In Russland befinden sich aktuell mindestens 1600 Menschen als politische Gefangene in Haft, laut zwei Datenbanken der unabhängigen Menschenrechts- und Mediengruppe OVD-info und Memorial, einer russischen Menschenrechtsorganisation.
Zu einigen dieser Gruppen unterhält die Schweiz enge Kontakte – trotz der damit verbundenen Spannungen mit Moskau. Sie lädt sie zu informellen diplomatischen Treffen ein, etwa zum Mittagessen oder am Rand internationaler Konferenzen.

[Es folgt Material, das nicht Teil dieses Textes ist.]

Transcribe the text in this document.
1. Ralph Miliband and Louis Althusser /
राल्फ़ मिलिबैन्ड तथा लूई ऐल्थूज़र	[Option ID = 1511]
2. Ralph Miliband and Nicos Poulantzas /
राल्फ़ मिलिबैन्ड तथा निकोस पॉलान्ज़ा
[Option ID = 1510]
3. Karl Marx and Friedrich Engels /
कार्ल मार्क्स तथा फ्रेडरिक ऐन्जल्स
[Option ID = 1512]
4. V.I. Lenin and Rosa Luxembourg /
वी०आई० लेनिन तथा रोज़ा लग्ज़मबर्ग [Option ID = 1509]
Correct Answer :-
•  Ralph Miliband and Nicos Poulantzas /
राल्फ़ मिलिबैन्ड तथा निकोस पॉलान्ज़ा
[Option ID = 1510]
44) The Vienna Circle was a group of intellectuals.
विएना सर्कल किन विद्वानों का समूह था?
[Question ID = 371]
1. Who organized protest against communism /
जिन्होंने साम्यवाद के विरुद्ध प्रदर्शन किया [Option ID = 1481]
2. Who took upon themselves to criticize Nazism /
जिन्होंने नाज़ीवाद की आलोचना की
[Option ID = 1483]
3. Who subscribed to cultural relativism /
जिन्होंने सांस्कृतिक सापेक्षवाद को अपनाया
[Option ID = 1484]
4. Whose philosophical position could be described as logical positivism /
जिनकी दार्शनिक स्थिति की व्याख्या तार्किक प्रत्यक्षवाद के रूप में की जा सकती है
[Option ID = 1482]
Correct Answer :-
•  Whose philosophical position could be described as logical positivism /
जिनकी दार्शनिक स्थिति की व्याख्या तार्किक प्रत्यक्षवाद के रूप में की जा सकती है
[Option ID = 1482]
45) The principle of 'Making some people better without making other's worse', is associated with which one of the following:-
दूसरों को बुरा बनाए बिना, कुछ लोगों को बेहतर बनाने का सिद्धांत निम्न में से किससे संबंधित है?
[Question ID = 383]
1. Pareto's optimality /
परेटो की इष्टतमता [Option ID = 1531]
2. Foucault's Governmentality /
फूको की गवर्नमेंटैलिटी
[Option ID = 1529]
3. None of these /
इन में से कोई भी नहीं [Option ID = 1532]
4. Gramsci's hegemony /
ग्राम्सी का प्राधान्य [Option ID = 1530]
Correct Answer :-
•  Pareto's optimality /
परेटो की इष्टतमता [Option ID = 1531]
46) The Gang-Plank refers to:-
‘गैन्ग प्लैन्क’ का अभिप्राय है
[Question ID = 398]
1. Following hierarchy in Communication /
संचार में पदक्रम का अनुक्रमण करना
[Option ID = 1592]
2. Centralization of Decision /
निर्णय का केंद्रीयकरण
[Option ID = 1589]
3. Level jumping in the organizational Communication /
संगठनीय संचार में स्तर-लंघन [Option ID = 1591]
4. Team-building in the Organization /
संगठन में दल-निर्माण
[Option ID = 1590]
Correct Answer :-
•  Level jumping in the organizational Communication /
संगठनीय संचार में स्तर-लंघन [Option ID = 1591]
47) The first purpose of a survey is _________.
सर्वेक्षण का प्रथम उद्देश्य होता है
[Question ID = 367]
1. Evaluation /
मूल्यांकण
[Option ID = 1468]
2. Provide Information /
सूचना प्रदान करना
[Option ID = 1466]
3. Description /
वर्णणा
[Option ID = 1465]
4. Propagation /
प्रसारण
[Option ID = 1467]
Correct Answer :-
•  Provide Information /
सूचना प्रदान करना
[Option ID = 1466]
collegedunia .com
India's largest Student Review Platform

Einer dieser Menschenrechtsaktivist:innen ist der russische Oppositionspolitiker und Kreml-Kritiker Wladimir Kara-Mursa. Wenige Tage vor seiner Verhaftung in Moskau im April 2022 traf er sich mit der Schweizer Botschafterin.

«Während des Mittagessens sprachen wir darüber, dass ich bisher noch nicht viel mit der Schweiz zusammengearbeitet hatte», sagt Kara-Mursa.
«Da lud mich die Botschafterin ein, nach Bern zu kommen, um mich mit der Führung des Eidgenössischen Departements für auswärtige Angelegenheiten zu treffen und über die europäische Agenda, Menschenrechte und natürlich die bilateralen Beziehungen zu sprechen.»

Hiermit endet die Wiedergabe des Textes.